Hypertension: Total daily dosage Metoprolol 100-400 mg to be given as a single or twice daily dose. The starting dose is 100 mg (two Metoprolol-50 tablets) per day. This may be increased by 100 mg per day at weekly intervals. lf full control is not achieved using a single daily dose, a b.i.d. regimen should be initiated. Combination therapy with a diuretic or other anti-hypertensive agent may also be considered.
Angina: Usually Metoprolol 50 mg (one Metoprolol-50 tablet) to 100 mg (two Metoprolol-50 tablets) twice or three times daily.
Cardiac arrhythmias: Metoprolol 50 mg (one Metoprolol-50 tablet) b.i.d or t.i.d should usually control the condition. It necessary the dose can be increased up to 300 mg per day in divided doses. Following the treatment of an acute arrhythmia with Metoprolol injection, continuation therapy with Metoprolol tablets should be initiated 4-6 hours later. The initial oral dose should not exceed 50 mg t.i.d.

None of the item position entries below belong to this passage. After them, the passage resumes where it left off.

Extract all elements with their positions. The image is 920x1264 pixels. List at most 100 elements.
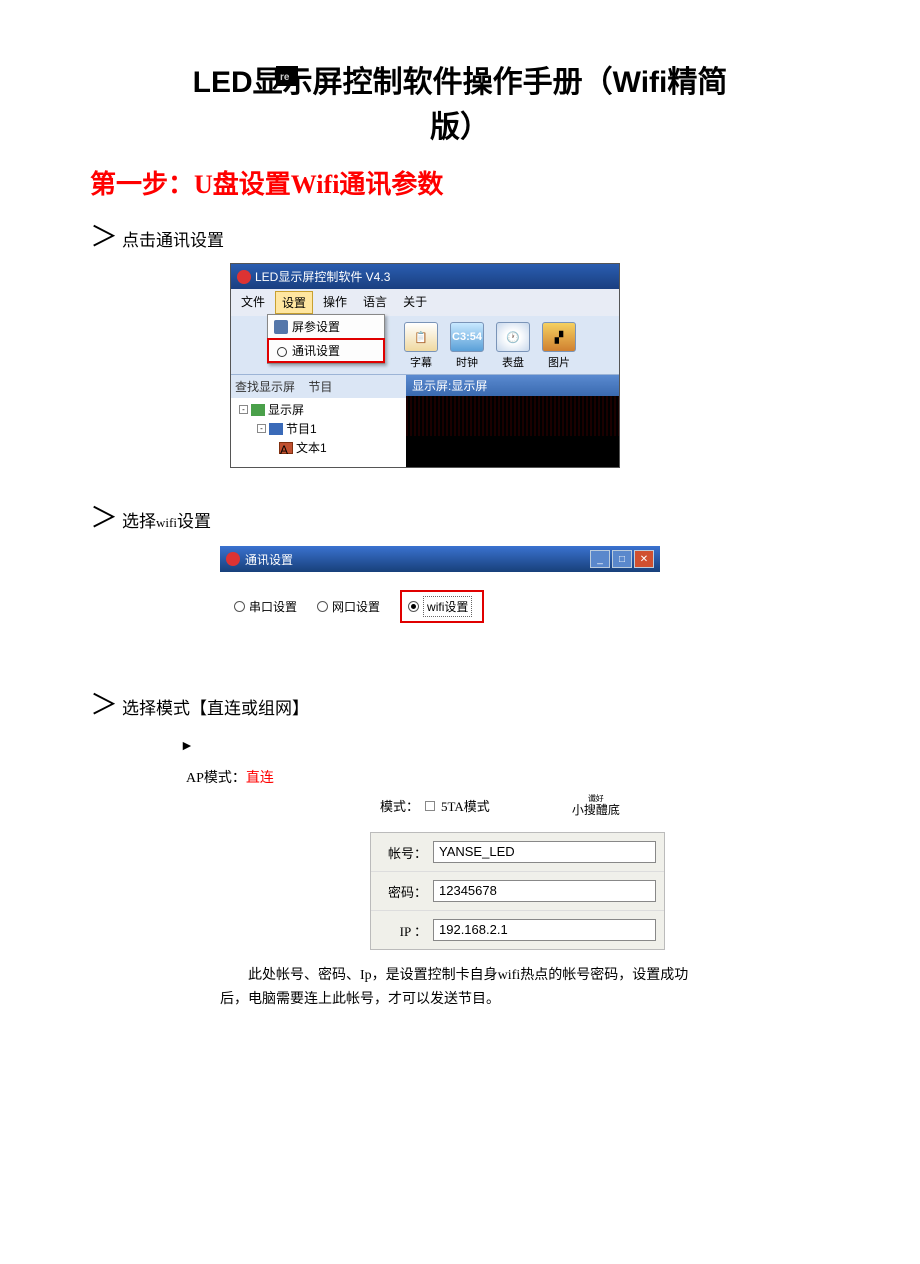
toolbar-picture-label: 图片: [539, 354, 579, 370]
tree-toggle-icon[interactable]: -: [239, 405, 248, 414]
tree-sidebar: 查找显示屏 节目 - 显示屏 - 节目1 A 文本1: [231, 375, 406, 467]
tree-toggle-icon[interactable]: -: [257, 424, 266, 433]
menu-language[interactable]: 语言: [357, 291, 393, 314]
explanation-paragraph: 此处帐号、密码、Ip，是设置控制卡自身wifi热点的帐号密码，设置成功后，电脑需…: [220, 964, 710, 1012]
account-input[interactable]: YANSE_LED: [433, 841, 656, 863]
mode-option: 5TA模式: [441, 796, 490, 815]
mode-label: 模式：: [380, 796, 419, 815]
window-title: LED显示屏控制软件 V4.3: [255, 268, 390, 285]
mode-right-text: 小搜醴底: [572, 803, 620, 817]
radio-wifi-label: wifi设置: [423, 596, 472, 617]
tree-program[interactable]: - 节目1: [233, 419, 402, 438]
radio-wifi-highlighted[interactable]: wifi设置: [400, 590, 484, 623]
picture-icon: ▞: [542, 322, 576, 352]
minimize-button[interactable]: _: [590, 550, 610, 568]
screen-node-icon: [251, 404, 265, 416]
clock-icon: C3:54: [450, 322, 484, 352]
step-1-heading: 第一步：U盘设置Wifi通讯参数: [90, 164, 830, 201]
dialog-body: 串口设置 网口设置 wifi设置: [220, 572, 660, 647]
bullet-3-text: 选择模式【直连或组网】: [122, 694, 309, 719]
toolbar-clock-label: 时钟: [447, 354, 487, 370]
tree-root-label: 显示屏: [268, 401, 304, 418]
tree-text[interactable]: A 文本1: [233, 438, 402, 457]
radio-serial[interactable]: 串口设置: [234, 598, 297, 615]
screenshot-led-software: LED显示屏控制软件 V4.3 文件 设置 操作 语言 关于 屏参设置 通讯设置…: [230, 263, 620, 468]
password-label: 密码：: [379, 882, 433, 901]
ap-mode-line: AP模式：直连: [186, 767, 830, 787]
comm-settings-icon: [274, 344, 288, 358]
window-buttons: _ □ ✕: [590, 550, 654, 568]
screenshot-comm-dialog: 通讯设置 _ □ ✕ 串口设置 网口设置 wifi设置: [220, 546, 660, 647]
sub-arrow: ►: [180, 739, 830, 755]
title-line1: LED显示屏控制软件操作手册（Wifi精简: [90, 60, 830, 105]
radio-network-label: 网口设置: [332, 598, 380, 615]
settings-dropdown: 屏参设置 通讯设置: [267, 314, 385, 364]
ap-mode-label: AP模式：: [186, 771, 246, 786]
screen-params-icon: [274, 320, 288, 334]
bullet-arrow-icon: ＞: [90, 691, 118, 719]
clock-icon-text: C3:54: [452, 331, 482, 343]
radio-serial-label: 串口设置: [249, 598, 297, 615]
checkbox-icon[interactable]: [425, 801, 435, 811]
window-titlebar: LED显示屏控制软件 V4.3: [231, 264, 619, 289]
close-button[interactable]: ✕: [634, 550, 654, 568]
toolbar-clock[interactable]: C3:54 时钟: [447, 322, 487, 370]
title-line2: 版）: [90, 105, 830, 150]
bullet-2: ＞ 选择 wifi 设置: [90, 504, 830, 532]
dial-icon: 🕐: [496, 322, 530, 352]
wifi-form: 帐号： YANSE_LED 密码： 12345678 IP ： 192.168.…: [370, 832, 665, 950]
ap-mode-value: 直连: [246, 771, 274, 786]
radio-network[interactable]: 网口设置: [317, 598, 380, 615]
form-row-password: 密码： 12345678: [371, 872, 664, 911]
dropdown-comm-settings[interactable]: 通讯设置: [267, 338, 385, 363]
app-logo-icon: [237, 270, 251, 284]
dropdown-screen-params[interactable]: 屏参设置: [268, 315, 384, 338]
dialog-title: 通讯设置: [245, 551, 293, 568]
led-preview-area: [406, 396, 619, 436]
radio-icon-selected: [408, 601, 419, 612]
toolbar-subtitle[interactable]: 📋 字幕: [401, 322, 441, 370]
radio-icon: [234, 601, 245, 612]
ip-input[interactable]: 192.168.2.1: [433, 919, 656, 941]
toolbar-picture[interactable]: ▞ 图片: [539, 322, 579, 370]
radio-icon: [317, 601, 328, 612]
tree-program-label: 节目1: [286, 420, 317, 437]
program-label[interactable]: 节目: [308, 380, 332, 394]
bullet-arrow-icon: ＞: [90, 223, 118, 251]
bullet-1-text: 点击通讯设置: [122, 226, 224, 251]
menu-file[interactable]: 文件: [235, 291, 271, 314]
dropdown-item2-label: 通讯设置: [292, 342, 340, 359]
lower-pane: 查找显示屏 节目 - 显示屏 - 节目1 A 文本1: [231, 374, 619, 467]
toolbar-subtitle-label: 字幕: [401, 354, 441, 370]
menu-bar: 文件 设置 操作 语言 关于: [231, 289, 619, 316]
account-label: 帐号：: [379, 843, 433, 862]
find-screen-label[interactable]: 查找显示屏: [235, 380, 295, 394]
preview-label: 显示屏:显示屏: [406, 375, 619, 396]
menu-operations[interactable]: 操作: [317, 291, 353, 314]
document-title: re LED显示屏控制软件操作手册（Wifi精简 版）: [90, 60, 830, 150]
maximize-button[interactable]: □: [612, 550, 632, 568]
mode-selection-row: 模式： 5TA模式 谶好 小搜醴底: [380, 793, 830, 818]
menu-settings[interactable]: 设置: [275, 291, 313, 314]
program-node-icon: [269, 423, 283, 435]
bullet-2-text-c: 设置: [177, 507, 211, 532]
menu-about[interactable]: 关于: [397, 291, 433, 314]
subtitle-icon: 📋: [404, 322, 438, 352]
dialog-titlebar: 通讯设置 _ □ ✕: [220, 546, 660, 572]
dropdown-item1-label: 屏参设置: [292, 318, 340, 335]
toolbar-dial[interactable]: 🕐 表盘: [493, 322, 533, 370]
text-node-icon: A: [279, 442, 293, 454]
bullet-arrow-icon: ＞: [90, 504, 118, 532]
dialog-logo-icon: [226, 552, 240, 566]
bullet-2-text-b: wifi: [156, 515, 177, 531]
tree-root[interactable]: - 显示屏: [233, 400, 402, 419]
preview-panel: 显示屏:显示屏: [406, 375, 619, 467]
ip-label: IP ：: [379, 921, 433, 940]
find-row: 查找显示屏 节目: [231, 375, 406, 398]
bullet-3: ＞ 选择模式【直连或组网】: [90, 691, 830, 719]
toolbar-dial-label: 表盘: [493, 354, 533, 370]
form-row-ip: IP ： 192.168.2.1: [371, 911, 664, 949]
password-input[interactable]: 12345678: [433, 880, 656, 902]
bullet-2-text-a: 选择: [122, 507, 156, 532]
tree-text-label: 文本1: [296, 439, 327, 456]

Hyperthyroidism: Metoprolol 50 mg (one Metoprolol-50 tablet) four times a day.The dose should be reduced as the euthyroid state is achieved.
Myocardial infarction: Orally, therapy should commence 15 minutes after the last injection with 50 mg every 6 hours for 48 hours. Patients who fail to tolerate the full intravenous dose should be given half the suggested oral dose. Maintenance – The usual maintenance dose is 200 mg daily given in divided doses. Elderly’ There are no special dosage requirements in otherwise healthy elderly patients. Signidcant hepatic dysfunction: A reduction in dosage may be necessary.
Arrhythmias: By intravenous injection, up to 5 mg at a rate of 1-2 mg/minute, repeated after 5 minutes if necessary, total dose 10-15 mg.
In surgery: By slow intravenous injection 2-4 mg at induction or to control arrhythmias developing during anaesthesia; 2 mg doses may be repeated to a maximum of 10 mg.
Myocardial Infarction: Early intervention within 12 hours of infarction, by intravenous injection 5 mg every 2 minutes to a maximum of 15 mg, followed after 15 minutes by 50 mg by mouth every 6 hours for 48 hours; maintenance 200 mg daily in divided doses.
Impaired Renal Function: Dose adjustment is not needed in patients with impaired renal function.
Impaired Hepatic Function: Dose adjustment is not normally needed in patients suffering from liver cirrhosis because Metoprolol has low protein binding (5-10%). When there are signs of serious impairment of liver function (e.g. shunt-operated patients), a reduction in dose should be considered.
Elderly: Dose adjustment is not needed.